Asked on January 8, 2013 under Employment Labor Law, California

Answers:

SJZ, Member, New York Bar / FreeAdvice Contributing Attorney

Answered 8 years ago | Contributor

While an  employer may not  discriminate against a woman in employment simply because she is pregnant, an employer can require an employee--even a pregnant one--to work all the hours and days she is required to, unless and only to the extent her absences are covered by the use of paid time off (e.g. sick days), by FMLA leave (assuming that  both she and the employer are covered, and the absences themselves meet the FMLA criteria--you can find information about FMLA at the U.S. Dept. of Labor website), or by a maternity leave or other approved absences which the employer previously agreed to, in advance. If you are missing hours or days which are not covered by one of these sources, then the employer is entitled to change your shifts or hours--or even to fire  you. The law does not make employers retain employees who cannot work the days and hours they are supposed to.

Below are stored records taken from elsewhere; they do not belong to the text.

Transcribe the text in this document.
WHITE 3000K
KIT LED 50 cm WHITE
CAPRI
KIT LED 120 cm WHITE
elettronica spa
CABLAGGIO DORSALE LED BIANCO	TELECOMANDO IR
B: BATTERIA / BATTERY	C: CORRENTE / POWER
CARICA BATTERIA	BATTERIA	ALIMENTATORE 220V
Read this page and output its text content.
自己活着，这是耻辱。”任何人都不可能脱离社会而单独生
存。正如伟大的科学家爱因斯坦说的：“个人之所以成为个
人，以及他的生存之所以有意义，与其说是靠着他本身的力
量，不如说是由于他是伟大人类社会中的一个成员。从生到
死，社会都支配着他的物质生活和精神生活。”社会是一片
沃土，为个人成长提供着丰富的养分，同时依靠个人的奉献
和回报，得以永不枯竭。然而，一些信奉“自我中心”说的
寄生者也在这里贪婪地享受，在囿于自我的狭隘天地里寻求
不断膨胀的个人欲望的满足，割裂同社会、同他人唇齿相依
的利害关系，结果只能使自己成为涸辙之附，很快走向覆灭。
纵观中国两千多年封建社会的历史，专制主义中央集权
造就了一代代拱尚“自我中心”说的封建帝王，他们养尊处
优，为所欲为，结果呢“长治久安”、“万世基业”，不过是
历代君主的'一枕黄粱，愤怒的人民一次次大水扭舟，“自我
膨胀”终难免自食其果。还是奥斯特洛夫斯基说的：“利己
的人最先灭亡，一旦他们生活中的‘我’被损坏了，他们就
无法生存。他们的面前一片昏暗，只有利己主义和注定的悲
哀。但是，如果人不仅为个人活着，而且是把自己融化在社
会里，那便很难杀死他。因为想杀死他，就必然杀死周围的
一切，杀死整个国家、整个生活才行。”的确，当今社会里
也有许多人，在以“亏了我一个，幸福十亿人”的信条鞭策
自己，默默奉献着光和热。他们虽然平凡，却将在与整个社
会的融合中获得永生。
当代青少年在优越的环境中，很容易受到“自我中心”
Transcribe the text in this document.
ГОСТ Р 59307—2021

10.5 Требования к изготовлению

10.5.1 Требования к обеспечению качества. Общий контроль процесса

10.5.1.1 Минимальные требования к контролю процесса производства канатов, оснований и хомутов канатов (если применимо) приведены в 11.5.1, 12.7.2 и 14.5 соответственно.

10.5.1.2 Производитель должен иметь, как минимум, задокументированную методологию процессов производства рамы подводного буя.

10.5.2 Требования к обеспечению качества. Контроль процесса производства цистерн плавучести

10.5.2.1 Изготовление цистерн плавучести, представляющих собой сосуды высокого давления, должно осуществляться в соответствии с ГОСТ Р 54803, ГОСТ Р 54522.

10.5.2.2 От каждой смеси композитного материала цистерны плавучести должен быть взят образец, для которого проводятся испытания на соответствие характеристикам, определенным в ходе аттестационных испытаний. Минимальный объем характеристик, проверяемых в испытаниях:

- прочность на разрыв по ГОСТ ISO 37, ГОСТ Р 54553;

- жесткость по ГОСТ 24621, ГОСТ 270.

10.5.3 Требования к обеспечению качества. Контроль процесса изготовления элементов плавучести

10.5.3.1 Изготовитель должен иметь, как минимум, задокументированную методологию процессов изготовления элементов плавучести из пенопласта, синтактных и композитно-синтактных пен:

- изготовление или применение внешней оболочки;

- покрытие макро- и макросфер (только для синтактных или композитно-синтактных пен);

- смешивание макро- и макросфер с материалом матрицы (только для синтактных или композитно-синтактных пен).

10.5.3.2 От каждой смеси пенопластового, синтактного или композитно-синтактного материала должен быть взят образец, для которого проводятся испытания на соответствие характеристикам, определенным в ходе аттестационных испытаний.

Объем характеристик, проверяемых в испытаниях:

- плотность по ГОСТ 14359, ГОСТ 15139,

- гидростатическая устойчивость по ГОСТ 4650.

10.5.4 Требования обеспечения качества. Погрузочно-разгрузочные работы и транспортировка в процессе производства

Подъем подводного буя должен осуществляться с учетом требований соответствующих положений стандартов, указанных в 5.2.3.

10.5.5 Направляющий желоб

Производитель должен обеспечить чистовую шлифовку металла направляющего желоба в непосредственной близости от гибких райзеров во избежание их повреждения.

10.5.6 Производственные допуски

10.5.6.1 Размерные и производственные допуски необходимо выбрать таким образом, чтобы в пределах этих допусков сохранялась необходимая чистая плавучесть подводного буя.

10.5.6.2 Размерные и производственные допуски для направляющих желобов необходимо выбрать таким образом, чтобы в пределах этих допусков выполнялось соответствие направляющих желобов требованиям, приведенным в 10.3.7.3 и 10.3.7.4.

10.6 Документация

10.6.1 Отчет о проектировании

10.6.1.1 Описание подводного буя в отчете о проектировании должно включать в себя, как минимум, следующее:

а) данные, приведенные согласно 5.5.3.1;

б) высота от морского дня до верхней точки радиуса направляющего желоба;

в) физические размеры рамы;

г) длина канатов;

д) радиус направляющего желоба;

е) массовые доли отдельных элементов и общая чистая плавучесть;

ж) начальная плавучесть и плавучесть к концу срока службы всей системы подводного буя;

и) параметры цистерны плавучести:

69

FreeAdvice Contributing Attorney / FreeAdvice Contributing Attorney

Answered 8 years ago | Contributor

Given what you have written, I suggest that you have a face to face meeting with human resources as well as your immediate supervisor to address your concerns and to document what you have seen happening at work as a safeguard to your position. Based upon what is discussed, confirm such in an e mail to those you met with.

If need be, then consult with a labor law attorney and/or a representative with your nearest department of labor.